Lorsque, en 1984, j’avais défini, dans une perspective de démocratisation, un objectif de 80 % de jeunes atteignant le niveau du bac – et non, madame Morin-Desailly, obtenant le bac –, car nous en étions à l’époque à 40 %, lorsque j’avais revalorisé l’enseignement professionnel, en créant les bacs pro, et régionalisé la construction ainsi que l’équipement des lycées, je m’étais tourné vers une société d’études, filiale de la Caisse des dépôts et consignations, qui a produit une étude prévisionnelle de ce que pourrait être la structure de la population active de la France en l’an 2000.
Quand on veut parler du lycée, c’est ainsi qu’il faut réfléchir : en partant des intérêts du pays.
Je relève une seconde contradiction dans le discours du Président de la République : il déclare vouloir préserver l’excellence, le niveau d’exigence, mais, en même temps, s’étonne, voire s’indigne, du nombre de redoublements au lycée, du fait que 35 000 lycéens, à la fin de la terminale, n’ont pas le bac et, enfin, que 80 000 bacheliers n’obtiennent pas un diplôme d’enseignement supérieur.
Mais il n’aura échappé à personne que, à le suivre dans son raisonnement, il faudrait donner le bac à tout le monde et un diplôme d’enseignement supérieur à tous les bacheliers ! C’est le principe même de l’élitisme républicain que le Président de la République met en cause, un principe qui vise à la fois à la démocratisation des études et au maintien de l’exigence intellectuelle et de la qualité de l’enseignement.
Rappelons le mot d’Henri Wallon, à la Libération : « L’école républicaine a pour but la promotion de tous et la sélection des meilleurs. » La sélection est dans la nature des choses ; le problème est de savoir si elle se fait sur des critères démocratiques.
Le Président de la République pointe à juste titre l’inégalité des chances selon l’origine sociale. Mais croyez-vous qu’on corrigera cette inégalité par un abaissement de l’exigence ? L’école ne peut corriger à elle seule l’inégalité sociale, sauf à prendre le risque de la démagogie et de l’égalitarisme niveleur. Il faut alors, et dans tous les domaines de l’action politique, une énergie républicaine que je ne discerne pas toujours dans les choix du Gouvernement, notamment en matière fiscale.
On peut certes améliorer l’orientation, mais je ne crois pas qu’on puisse instituer une orientation permanente et efficace, avec des stages passerelles et des remises à niveau pendant les vacances. Étendre la seconde dite « de détermination » à la classe de première risque de casser les filières de deux ans, qui permettent un certain approfondissement des matières. À l’évidence, une classe de terminale spécialisée ne suffit pas.

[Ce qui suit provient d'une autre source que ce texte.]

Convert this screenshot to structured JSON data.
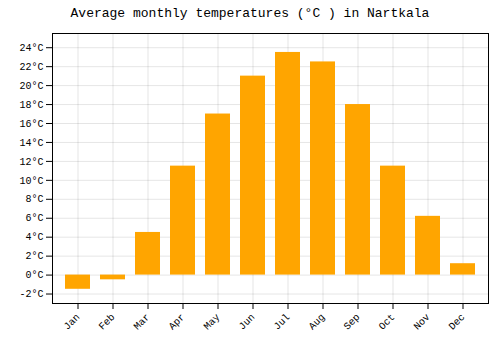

Prélever deux heures sur les horaires de cours pour un soutien des élèves en difficulté alors que baisse le nombre de postes de professeur, c’est aller au-devant du « lycée light » qu’on a reproché à votre prédécesseur.
On ne compensera pas non plus la baisse du nombre de professeurs de langues vivantes par le recrutement d’assistants parmi les étudiants étrangers.
Le Président de la République déclare vouloir casser la hiérarchie imposée des voies et des séries. L’intention est louable, mais ne faisons pas de la série S le bouc émissaire de ce qui ne va pas au lycée ! Elle est justement ce qui marche ! Certes, elle a le grave défaut d’attirer les bons élèves… Mais que faut-il faire de ces bons élèves ? C’est pour vous un véritable casse-tête, monsieur le ministre ! On a l’impression que, si vous n’aviez que des cancres, votre tâche en serait facilitée.